Quatre mois après mon démarrage dans la vie professionnelle a surgi la crise financière, et à présent le covid19 avec son lot de dettes qui vont suivre. Ok pour travailler et assumer les dettes, ma génération fera son maximum, mais uniquement si la société nous suit. Sans une réelle envie des Français et des Européens de gagner une souveraineté industrielle et digitale, nous pourrons brader nos supply-chains au GAFA et BATX. Il y a déjà des projets dans les tuyaux : l’ADEM et GS1 sont à l’initiative d’un groupe de travail nommé la Fabrique de la logistique. Ces initiatives doivent être soutenues par les donneurs d’ordres, les transporteurs, les incubateurs et les prestataires informatiques. Nous ne pourrons pas rivaliser avec les deux géants qui nous entourent, si nous ne sommes pas en mesure de créer des référentiels digitaux communs européens puissants. D’un point de vue un peu plus terre à terre, le covid19 va-t-il rééquilibrer le rapport entre les postes de conducteurs à pourvoir et les candidats ? Deux pistes seront à observer.

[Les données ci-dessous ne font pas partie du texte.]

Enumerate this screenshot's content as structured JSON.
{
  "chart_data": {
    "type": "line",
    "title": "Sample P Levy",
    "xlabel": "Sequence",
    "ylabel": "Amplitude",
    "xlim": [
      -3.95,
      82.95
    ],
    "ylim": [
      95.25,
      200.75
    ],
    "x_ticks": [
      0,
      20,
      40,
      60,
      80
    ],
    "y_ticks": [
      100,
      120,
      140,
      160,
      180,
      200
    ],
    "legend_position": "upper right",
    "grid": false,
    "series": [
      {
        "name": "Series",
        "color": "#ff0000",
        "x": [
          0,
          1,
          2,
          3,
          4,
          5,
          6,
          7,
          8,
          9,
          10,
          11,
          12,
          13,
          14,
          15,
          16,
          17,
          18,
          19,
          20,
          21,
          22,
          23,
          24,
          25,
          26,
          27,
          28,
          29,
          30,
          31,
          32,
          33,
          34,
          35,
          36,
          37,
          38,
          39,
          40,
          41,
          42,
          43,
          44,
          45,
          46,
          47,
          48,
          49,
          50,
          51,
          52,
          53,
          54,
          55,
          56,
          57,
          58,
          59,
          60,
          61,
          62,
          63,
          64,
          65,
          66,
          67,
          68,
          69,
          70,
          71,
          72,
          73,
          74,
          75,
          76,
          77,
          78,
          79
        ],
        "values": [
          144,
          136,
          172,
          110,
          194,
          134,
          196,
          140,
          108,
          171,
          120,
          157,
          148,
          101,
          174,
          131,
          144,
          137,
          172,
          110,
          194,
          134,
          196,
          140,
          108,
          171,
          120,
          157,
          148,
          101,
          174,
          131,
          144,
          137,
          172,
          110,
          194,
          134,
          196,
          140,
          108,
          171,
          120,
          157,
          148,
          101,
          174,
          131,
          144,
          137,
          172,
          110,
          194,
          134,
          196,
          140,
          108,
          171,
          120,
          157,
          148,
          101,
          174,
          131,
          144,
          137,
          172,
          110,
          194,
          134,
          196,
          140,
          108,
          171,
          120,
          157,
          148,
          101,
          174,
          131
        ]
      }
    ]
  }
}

La première est celle des contrats précaires type intérimaires et CDD. Ils ont été les premiers impactés par l’arrêt de leur mission et le seront d’autant plus qu’il y a un risque qu’on ne remette pas en place leurs missions après le 11 mai.

La seconde piste est la tension sociale qui remontera à la surface à la fin du confinement. Tôt ou tard, l’impact financier sur les salaires des conducteurs (manque des frais de déplacement, prime qui sera source de négociation entre salarié et patron). A cela se rajoutera la problématique des vacances. Il est évident que nous ne pourrons pas accorder de congés s’il y a des commandes clients. Je pense que l’on observera un mercato des bons chauffeurs, ces derniers déçus de telles ou telles réactions de leur patron ou de la gestion de cette crise, mais l’inverse sera également vrai. L’homme est génétiquement programmé pour réaliser des projets techniques, c’est le propre de son existence. La cohésion sociale sera au cœur de la supply chain de demain. Pour exemple, le revenu universel, avec l’arrivée massive de la robotisation, ne devra pas être jeté trop vite à la poubelle. Mais qui va payer ? Pour payer, il faut de la création de valeur et pour créer de la valeur, il faut une production. Si nous ne devions retenir qu’une seule chose : il faut créer pour exister.”